Journal Staff Report | 9/6/2013, 5:46 p.m.
President Barack Obama plans to make his case to the American people for targeted military strikes against the Syrian government ...
President Barack Obama makes a statement on the situation in Syria, with Vice President Joe Biden, in the Rose Garden of the White House, Aug. 31, 2013. (Official White House Photo by David Lienemann)

President Barack Obama plans to make his case to the American people for targeted military strikes against the Syrian government for alleged use of chemical weapons against civilians.

In an address Tuesday night, Obama will detail his reasoning for seeking congressional approval for a military action against Syria.

The president is expected to argue the use of weapons of mass destruction is a long-term threat to the United States and the world, and the U.S. has the ability to respond with air strikes without the risk of putting troops on the ground.

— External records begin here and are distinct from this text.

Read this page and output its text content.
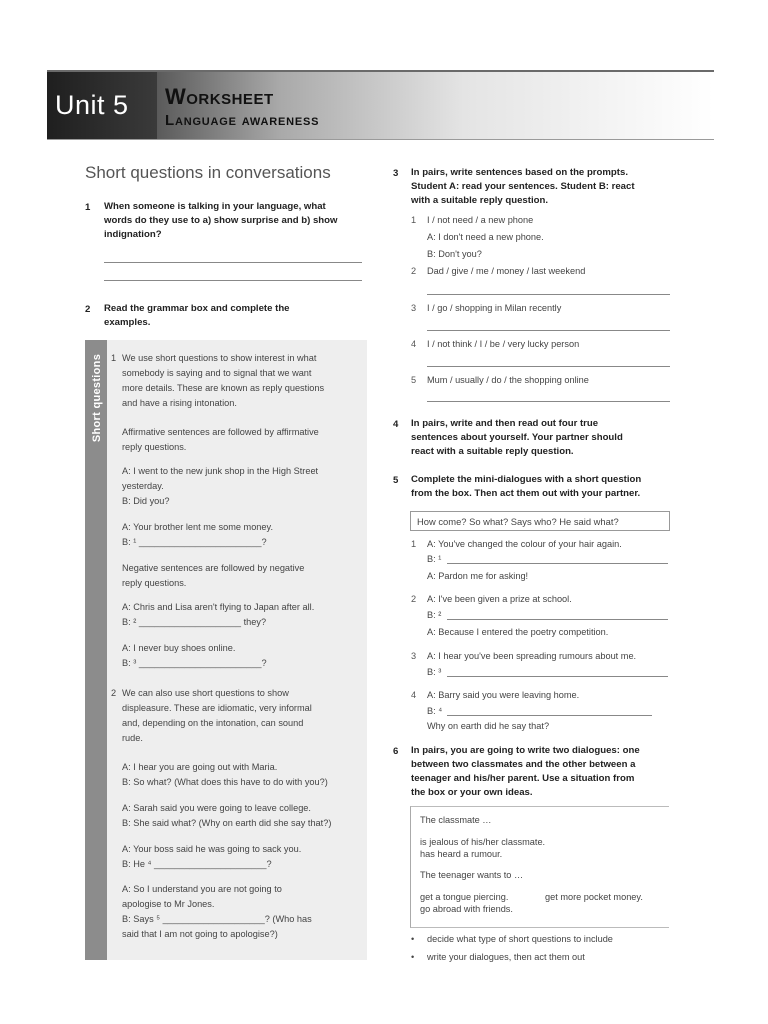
Unit 5 Worksheet
Language awareness
Short questions in conversations
1 When someone is talking in your language, what
words do they use to a) show surprise and b) show
indignation?
2 Read the grammar box and complete the
examples.
Short questions 1 We use short questions to show interest in what
somebody is saying and to signal that we want
more details. These are known as reply questions
and have a rising intonation.
Affirmative sentences are followed by affirmative
reply questions.
A: I went to the new junk shop in the High Street
yesterday.
B: Did you?
A: Your brother lent me some money.
B: ¹ ________________________?
Negative sentences are followed by negative
reply questions.
A: Chris and Lisa aren't flying to Japan after all.
B: ² ____________________ they?
A: I never buy shoes online.
B: ³ ________________________?
2 We can also use short questions to show
displeasure. These are idiomatic, very informal
and, depending on the intonation, can sound
rude.
A: I hear you are going out with Maria.
B: So what? (What does this have to do with you?)
A: Sarah said you were going to leave college.
B: She said what? (Why on earth did she say that?)
A: Your boss said he was going to sack you.
B: He ⁴ ______________________?
A: So I understand you are not going to
apologise to Mr Jones.
B: Says ⁵ ____________________? (Who has
said that I am not going to apologise?)
3 In pairs, write sentences based on the prompts.
Student A: read your sentences. Student B: react
with a suitable reply question.
1 I / not need / a new phone
A: I don't need a new phone.
B: Don't you?
2 Dad / give / me / money / last weekend
3 I / go / shopping in Milan recently
4 I / not think / I / be / very lucky person
5 Mum / usually / do / the shopping online
4 In pairs, write and then read out four true
sentences about yourself. Your partner should
react with a suitable reply question.
5 Complete the mini-dialogues with a short question
from the box. Then act them out with your partner.
How come? So what? Says who? He said what?
1 A: You've changed the colour of your hair again.
B: ¹
A: Pardon me for asking!
2 A: I've been given a prize at school.
B: ²
A: Because I entered the poetry competition.
3 A: I hear you've been spreading rumours about me.
B: ³
4 A: Barry said you were leaving home.
B: ⁴
Why on earth did he say that?
6 In pairs, you are going to write two dialogues: one
between two classmates and the other between a
teenager and his/her parent. Use a situation from
the box or your own ideas.
The classmate …
is jealous of his/her classmate.
has heard a rumour.
The teenager wants to …
get a tongue piercing.	get more pocket money.
go abroad with friends.
• decide what type of short questions to include
• write your dialogues, then act them out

"It's conceivable at the end of the day I don't persuade a majority of the American people that it's the right thing to do," said Obama, speaking Friday at the end of a two-day Group of 20 economic summit in St. Petersburg, Russia "And then each member of Congress is going to have to decide."

In his news conference, Obama acknowledged the challenge he faces in persuading the American public, the international community and Congress to support military action. But he expressed confidence the American people and lawmakers, weary after long-running wars in Iraq and Afghanistan, would listen.

"I trust my constituents want me to offer my best judgment. That's why they elected me. That's why they re-elected me," he said.

But two recent polls show Americans oppose airstrikes, with a Pew Research Center survey showing 48 percent opposed to 29 percent in favor and a Washington Post-ABC News poll showing 59 percent opposed and 36 in support.

On Friday Obama received some international backing when ten members of the Group of 20 joined the United States in a joint statement accusing the Syrian government of carrying out a chemical weapons attack on civilians last month and calling for a strong international response against the government of Syrian President Bashar Assad. The statement stopped short of explicitly calling for military action against Syria, but administration officials argued that it amounted to support of Obama's move toward targeted military strikes.

The countries signing the statement with the U.S. were Australia, Canada, France, Italy, Japan, South Korea, Saudi Arabia, Spain, Turkey and the United Kingdom.

Other countries along with Russia and China voiced their opposition to the military action, including India, Indonesia, Argentina, Brazil, South Africa and Italy.

"The use of force against a sovereign nation is only possible as self-defense — and Syria hasn't attacked the United States — and on approval of the U.N. Security Council," said Russia’s President Vladimir Putin. "Those who do otherwise place themselves outside the law."

British Prime Minister David Cameron supports military intervention, but the British Parliament opposed him and so he says his country won't be part of any action. Still, he argued that an international response is needed and shouldn't be held up by the U.N. Security Council. "If we say that there can only be a response if the U.N. Security Council votes for it, we are in fact contracting out our foreign policies, our morality, to the potential of a Russian veto. I think it's a very misguided approach," he said.